The present study was performed in a large, representative cohort of patients with SpA with the use of asymptomatic control patient. It constituted a multidisciplinary collaboration between geneticists and rheumatologists. In view of the retrospective, single-center design, our study had some limitations. Furthermore, the PsA subgroup was relatively small (n = 46), even though the proportion of patients with PsA was much the same as in other cohorts [3].

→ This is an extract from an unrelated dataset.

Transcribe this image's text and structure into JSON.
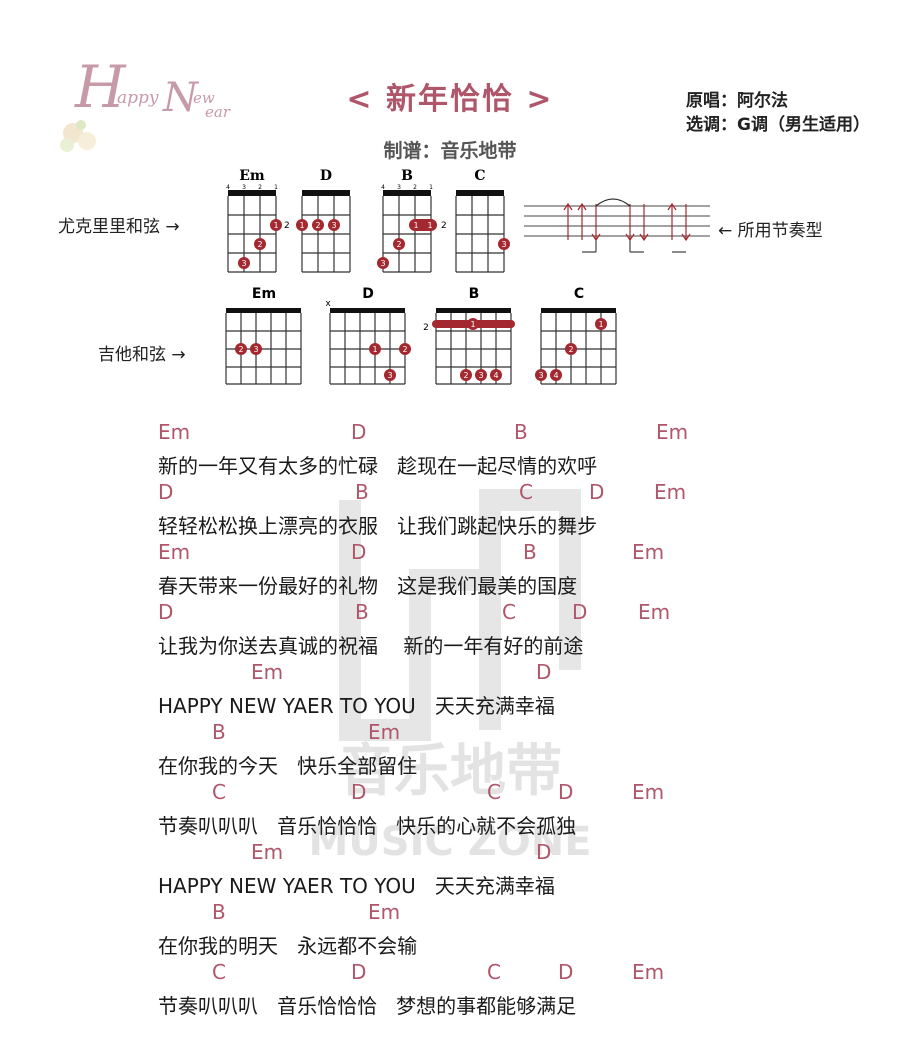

Studies of the association between MICA/NKG2D polymorphisms and inflammatory diseases have generated conflicting results. Our present results show that MICA A5.1, MICA129 val/val and NKC3 C/C polymorphisms (related to low levels of cytotoxic activity in NK cells) protected against SpA. In contrast, MICA129 met, NKC3 G/G and G/C polymorphisms (related to elevated levels of cytotoxic activity and an inflammatory environment) were risk factors for SpA. Further research must focus on the involvement of MICA/NKG2D signaling in rheumatic disease.

Methods

Study participants

We performed a retrospective, single-center study of Caucasian patients with SpA being treated in the Rheumatology Department at Amiens University Hospital (Amiens, France). The procedures were approved by the Nord Ouest II ethics committee, Amiens, France. In accordance with French legislation and the Declaration of Helsinki, all participants gave their prior, written, informed consent to genetic testing. Spondyloarthritis had been diagnosed by an experienced rheumatologist in all cases.

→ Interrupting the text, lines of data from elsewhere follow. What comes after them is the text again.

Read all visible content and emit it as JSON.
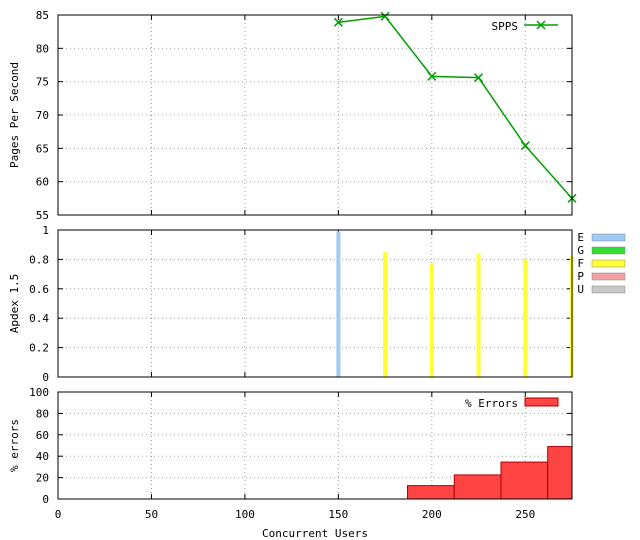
{
  "chart_data": [
    {
      "type": "line",
      "ylabel": "Pages Per Second",
      "xlabel": "",
      "xlim": [
        0,
        275
      ],
      "ylim": [
        55,
        85
      ],
      "yticks": [
        "55",
        "60",
        "65",
        "70",
        "75",
        "80",
        "85"
      ],
      "xticks": [],
      "grid": true,
      "legend_position": "top-right",
      "series": [
        {
          "name": "SPPS",
          "color": "#00a000",
          "marker": "x",
          "x": [
            150,
            175,
            200,
            225,
            250,
            275
          ],
          "y": [
            83.9,
            84.8,
            75.8,
            75.6,
            65.4,
            57.5
          ]
        }
      ]
    },
    {
      "type": "bar",
      "ylabel": "Apdex 1.5",
      "xlim": [
        0,
        275
      ],
      "ylim": [
        0,
        1
      ],
      "yticks": [
        "0",
        "0.2",
        "0.4",
        "0.6",
        "0.8",
        "1"
      ],
      "grid": true,
      "legend_position": "right",
      "legend": [
        {
          "label": "E",
          "color": "#9fcbf5"
        },
        {
          "label": "G",
          "color": "#33dd33"
        },
        {
          "label": "F",
          "color": "#ffff33"
        },
        {
          "label": "P",
          "color": "#f5a0a0"
        },
        {
          "label": "U",
          "color": "#c8c8c8"
        }
      ],
      "bars": [
        {
          "x": 150,
          "value": 0.99,
          "category": "E"
        },
        {
          "x": 175,
          "value": 0.85,
          "category": "F"
        },
        {
          "x": 200,
          "value": 0.77,
          "category": "F"
        },
        {
          "x": 225,
          "value": 0.84,
          "category": "F"
        },
        {
          "x": 250,
          "value": 0.8,
          "category": "F"
        },
        {
          "x": 275,
          "value": 0.82,
          "category": "F"
        }
      ]
    },
    {
      "type": "bar",
      "ylabel": "% errors",
      "xlabel": "Concurrent Users",
      "xlim": [
        0,
        275
      ],
      "ylim": [
        0,
        100
      ],
      "yticks": [
        "0",
        "20",
        "40",
        "60",
        "80",
        "100"
      ],
      "xticks": [
        "0",
        "50",
        "100",
        "150",
        "200",
        "250"
      ],
      "grid": true,
      "legend_position": "top-right",
      "series": [
        {
          "name": "% Errors",
          "color": "#ff4444",
          "x": [
            200,
            225,
            250,
            275
          ],
          "values": [
            12.5,
            22.5,
            34.5,
            49.0
          ]
        }
      ]
    }
  ]
}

A total of 214 patients with SpA were screened between August 2014 and May 2015. We excluded 52 patients who were lost to follow-up or had not provided written, informed consent. Hence, 162 patients were included in the study. Demographic, clinical, laboratory, radiological and HLA-B*27 genotyping (performed by PCR-SSP: Single Specific Primer-Polymerase Chain Reaction, Bionobis, Paris, France) data were extracted from the patients’ medical records. All the radiological data had been analyzed by the same specialist radiologist at the time of diagnosis. Sacroiliac joint damages were diagnosed on an X-ray, CT scan or MRI of the sacroiliac joint [29, 30]. Erosions were diagnosed on hands and foot X-rays. Retrospectively, patients were classified with mNY and ASAS criteria [29, 30].

Controls

One hundred and twenty healthy control Caucasian participants were selected from adult hematopoietic stem cell donor registries. In line with the World Marrow Donor Association’s guidelines, none had a history of auto-immune disease, neoplastic disease or thromboembolic events.

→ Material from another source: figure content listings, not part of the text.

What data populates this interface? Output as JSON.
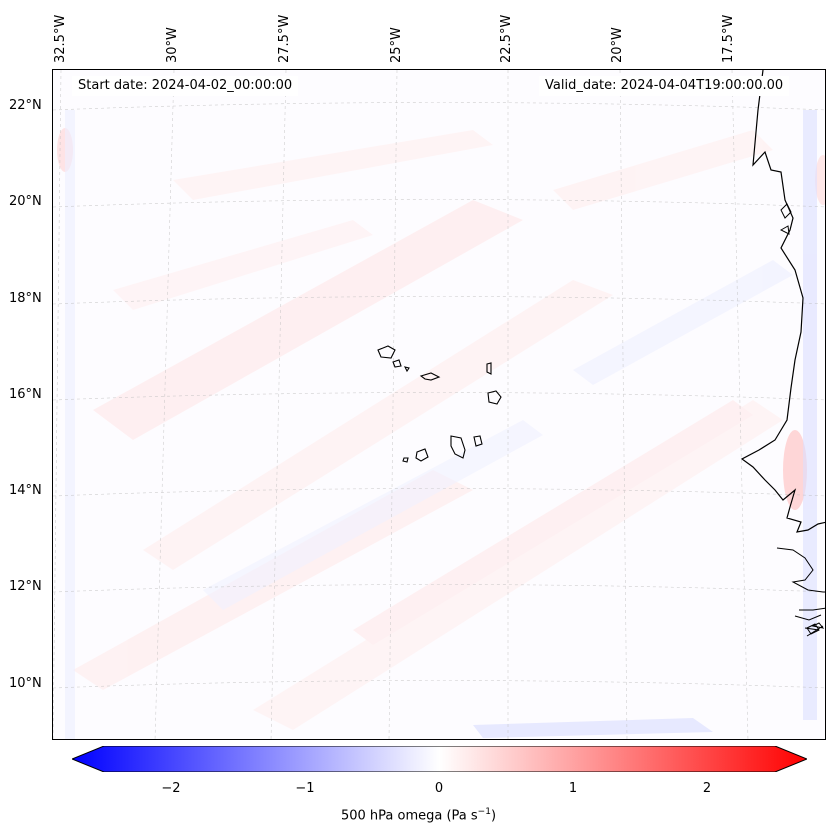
{
  "map": {
    "lon_labels": [
      "32.5°W",
      "30°W",
      "27.5°W",
      "25°W",
      "22.5°W",
      "20°W",
      "17.5°W"
    ],
    "lat_labels": [
      "22°N",
      "20°N",
      "18°N",
      "16°N",
      "14°N",
      "12°N",
      "10°N"
    ],
    "start_date": "Start date: 2024-04-02_00:00:00",
    "valid_date": "Valid_date: 2024-04-04T19:00:00.00",
    "gridlines": true,
    "variable": "500 hPa omega"
  },
  "colorbar": {
    "ticks": [
      "−2",
      "−1",
      "0",
      "1",
      "2"
    ],
    "label": "500 hPa omega (Pa s",
    "label_sup": "−1",
    "label_end": ")",
    "range": [
      -2.5,
      2.5
    ],
    "colors": {
      "min": "#0000ff",
      "mid": "#ffffff",
      "max": "#ff0000"
    }
  }
}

NKG2D and MICA polymorphisms

NKG2D genotyping was performed as described previously [31], using a TaqMan® allelic discrimination method on a 9700-HT real-time polymerase chain reaction (PCR) system (Applied Biosystems, Foster City, CA, USA). An allele-specific fluorogenic oligonucleotide (Applied Biosystems) was used to discriminate between genotypes for each studied pair of alleles. The following two SNPs were probed: (i) rs1049174, featuring a G-C substitution that distinguishes between the high-activity-related HNK1 NKG2D haplotype (G) and the low-activity-related LNK1 (C) haplotype (NKC3); and (ii) rs2255336, featuring a C-T substitution that distinguishes between the HNK2 (T) and LNK2 (C) haplotypes (NKC4). All participants underwent sequence-based typing for MICA. PCR primers were designed to amplify MICA exons 3 and 5, as described previously [31]. Sequencing was performed on an automatic 24-capillary ABI Prism system (Applied Biosystems), and the electropherogram was interpreted using SeqPilot® software (JSI Medical Systems GmbH, Ettenheim, Germany).

Statistical analysis

Data were quoted as the mean and range (for continuous variables) or the number and percentage (for categorical variables). Univariate logistic regression was used to compare the frequency of polymorphism in patients vs. controls. The odds ratio was adjusted (ORadj) for HLA-B*27 status by including this variable in the logistic regression. Each genotype was compared with the others as the reference. Variables with a p value < 0.1 in a univariate analysis were included in a multivariate model, where the threshold for statistical significance was set to p < 0.05. Associations between clinical and radiological features and polymorphisms were also probed. All analyses were performed with R software (version 3.1).